Overview
- Line number: A, E, I, L, P, U, X, Y
- Termini: Helsinki Central; Turku Harbour;
- Stations: 28

Service
- Route number: 1

History
- Opened: 1902

Technical
- Line length: 195.8 km (121.66 mi)
- Number of tracks: Quad (Helsinki–Leppävaara); Double (Leppävaara–Kirkkonummi, Kupittaa–Turku); Single (Kirkkonummi–Kupittaa);
- Track gauge: 1,524 mm (5 ft)
- Electrification: 25 kV @ 50 Hz
- Operating speed: 120 to 200 km/h (75 to 124 mph)

= Rantarata =

Railway line in Finland

Rantarata (the Coastal Railway, Swedish: Kustbanan), is a railway running between Helsinki Central Station and Turku Central Station in Finland. Its first segment, linking Turku to Karis, was commissioned in 1895, and work began the following year. The Turku–Karis track was opened for temporary traffic on 1 April 1899 and for permanent use on 1 November 1899. The second part of the Rantarata, linking Karis to Helsinki, was approved in 1897 and opened for traffic in 1902-1903.

The track was built to primarily serve commuter traffic and was therefore laid out with many curves and as few tunnels and expensive earthworks as possible.
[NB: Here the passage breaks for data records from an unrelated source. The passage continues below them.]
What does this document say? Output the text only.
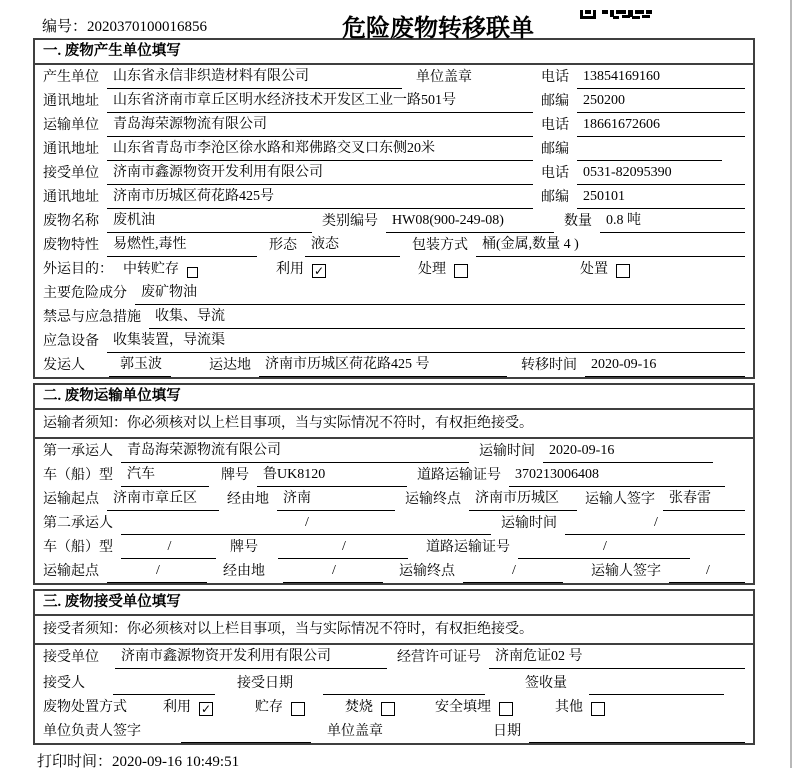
编号：2020370100016856	危险废物转移联单
一. 废物产生单位填写
产生单位	山东省永信非织造材料有限公司	单位盖章	电话	13854169160
通讯地址	山东省济南市章丘区明水经济技术开发区工业一路501号	邮编	250200
运输单位	青岛海荣源物流有限公司	电话	18661672606
通讯地址	山东省青岛市李沧区徐水路和郑佛路交叉口东侧20米	邮编
接受单位	济南市鑫源物资开发利用有限公司	电话	0531-82095390
通讯地址	济南市历城区荷花路425号	邮编	250101
废物名称	废机油	类别编号	HW08(900-249-08)	数量	0.8 吨
废物特性	易燃性,毒性	形态	液态	包装方式	桶(金属,数量 4 )
外运目的： 中转贮存	利用 ✓	处理	处置
主要危险成分	废矿物油
禁忌与应急措施	收集、导流
应急设备	收集装置，导流渠
发运人	郭玉波	运达地	济南市历城区荷花路425 号	转移时间	2020-09-16
二. 废物运输单位填写
运输者须知：你必须核对以上栏目事项，当与实际情况不符时，有权拒绝接受。
第一承运人	青岛海荣源物流有限公司	运输时间	2020-09-16
车（船）型	汽车	牌号	鲁UK8120	道路运输证号	370213006408
运输起点	济南市章丘区	经由地	济南	运输终点	济南市历城区	运输人签字	张春雷
第二承运人	/	运输时间	/
车（船）型	/	牌号	/	道路运输证号	/
运输起点	/	经由地	/	运输终点	/	运输人签字	/
三. 废物接受单位填写
接受者须知：你必须核对以上栏目事项，当与实际情况不符时，有权拒绝接受。
接受单位	济南市鑫源物资开发利用有限公司	经营许可证号	济南危证02 号
接受人	接受日期	签收量
废物处置方式	利用 ✓	贮存	焚烧	安全填埋	其他
单位负责人签字	单位盖章	日期
打印时间：2020-09-16 10:49:51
This resulted in a series of corrections and straightening of curves, a work which began in the 1910s and continued all the way to the 1990s.
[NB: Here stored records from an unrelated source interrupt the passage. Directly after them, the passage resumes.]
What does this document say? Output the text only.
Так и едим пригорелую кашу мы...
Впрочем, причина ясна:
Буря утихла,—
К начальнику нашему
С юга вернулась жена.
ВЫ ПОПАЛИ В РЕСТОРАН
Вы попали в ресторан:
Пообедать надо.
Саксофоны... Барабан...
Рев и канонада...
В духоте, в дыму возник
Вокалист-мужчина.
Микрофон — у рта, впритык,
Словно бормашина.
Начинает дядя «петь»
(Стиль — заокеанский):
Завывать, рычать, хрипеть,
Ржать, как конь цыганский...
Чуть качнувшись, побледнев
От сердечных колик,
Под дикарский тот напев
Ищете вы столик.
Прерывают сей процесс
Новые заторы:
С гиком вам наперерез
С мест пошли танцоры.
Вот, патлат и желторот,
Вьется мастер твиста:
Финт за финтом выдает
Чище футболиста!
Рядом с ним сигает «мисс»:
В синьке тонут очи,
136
As a part of the original plan, all of the stations along the Rantarata featured wooden station houses designed by the architect Bruno Granholm. Over the years many of these wood station building had been dismantled to make way for newer structures, such as Leppävaara railway station in 1999. Some of the old buildings still remain, Kauniainen railway station being the most significant example.

The track between Helsinki and Kirkkonummi was upgraded with 25 kV AC railway electrification during the 1960s, and was the first government-owned electrified railway line in Finland. Together with other improvements and maintenance, the Kirkkonummi–Karis track received its overhead lines in 1994. Coinciding with the purchase of VR Group's first VR Class Sm3 "Pendolino" high-speed trains, the remaining track between Karis and Turku Harbour was electrified in 1995, completing the route.

The passenger service to Uusikaupunki was abolished in the early 1990s, while freight traffic continues through the Port of Uusikaupunki. Work to electrify the line to Uusikaupunki was scheduled to begin in 2019, leading to the possibility of passenger service being reinstated.